The multicenter study, involving 40 patients from six high-profile medical centers across the United States, tested myocardial recovery using a cardiovascular treatment toolleft ventricular assist devices (LVAD). LVADs are typically used in end-stage heart failure patients as a therapy of last resort, most often as a bridge to transplant or destination therapy in patients considered to have failed medical therapy for advanced chronic heart failure.

Birks' team has found that instead of using LVADs as a temporary solution, of sorts, it can be used in combination with aggressive medical therapy and regular testing of underlying myocardial function, to promote recovery of the patient's own heart, which ultimately can result in the patient recovering and the LVAD being removed.

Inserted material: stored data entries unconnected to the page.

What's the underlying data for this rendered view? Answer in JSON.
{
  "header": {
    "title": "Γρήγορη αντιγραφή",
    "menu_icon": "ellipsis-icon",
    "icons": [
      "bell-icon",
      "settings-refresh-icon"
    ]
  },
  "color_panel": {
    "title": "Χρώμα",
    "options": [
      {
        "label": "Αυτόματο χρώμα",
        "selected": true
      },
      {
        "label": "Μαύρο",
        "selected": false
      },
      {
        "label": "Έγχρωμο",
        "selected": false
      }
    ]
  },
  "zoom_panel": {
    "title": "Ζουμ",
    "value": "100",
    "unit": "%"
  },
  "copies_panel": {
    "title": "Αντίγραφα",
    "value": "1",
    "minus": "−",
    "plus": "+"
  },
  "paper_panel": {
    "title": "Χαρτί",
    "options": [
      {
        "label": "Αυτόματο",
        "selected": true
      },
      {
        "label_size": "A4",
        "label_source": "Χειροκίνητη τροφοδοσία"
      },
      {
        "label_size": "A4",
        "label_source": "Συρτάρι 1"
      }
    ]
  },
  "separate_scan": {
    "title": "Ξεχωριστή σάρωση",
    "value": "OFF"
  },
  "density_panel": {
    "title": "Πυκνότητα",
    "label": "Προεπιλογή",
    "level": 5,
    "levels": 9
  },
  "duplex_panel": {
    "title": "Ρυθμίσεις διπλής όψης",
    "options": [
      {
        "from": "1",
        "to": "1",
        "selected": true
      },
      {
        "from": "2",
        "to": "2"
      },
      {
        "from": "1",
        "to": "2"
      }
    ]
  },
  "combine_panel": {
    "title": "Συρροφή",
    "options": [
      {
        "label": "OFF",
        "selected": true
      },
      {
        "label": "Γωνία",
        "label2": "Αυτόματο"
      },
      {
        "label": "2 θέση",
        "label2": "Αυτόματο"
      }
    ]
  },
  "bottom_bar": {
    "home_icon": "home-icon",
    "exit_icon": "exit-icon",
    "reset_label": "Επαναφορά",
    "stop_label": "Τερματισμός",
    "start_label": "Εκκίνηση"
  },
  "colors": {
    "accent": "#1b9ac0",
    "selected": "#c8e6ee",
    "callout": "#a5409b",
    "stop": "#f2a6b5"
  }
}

"This could be a game-changer with very positive implications," Birks said. "Not only can patients resume a normal quality of life and avoid the need for immunosuppressant drugs associated with transplant surgery, it also frees up a donor heart that can be used for patients with greater needs."

Previously, the rate at which this occurs is reported as only 1-2% in the national LVAD registry, but Birks said that's only because few medical centers prospectively test or look for evidence of recovery, and often heart failure medications are not continued or optimized after LVAD implantation. "We have come up with a way to more effectively use a device that is already widely used and available, by using it as a platform to add a drug regime designed to improve their heart function."

Of the 40 patients receiving the pump as a bridge to transplant or as destination therapy, 40% of them achieved the highest end goal - to live free from mechanical support and heart transplantation one year after an LVAD explant (device removed). More than 50% of the patients were explanted overall. "This is significant because the RESTAGE-HF protocol was reproducible with explants in all six participating sites," Birks said. "We hope this will result in implementation of this strategy in other LVAD centers with broader application."

Birks plans to focus on using the LVAD as a platform to induce myocardial recovery using this protocol as a "Stage 1" base that centers could more broadly adopt.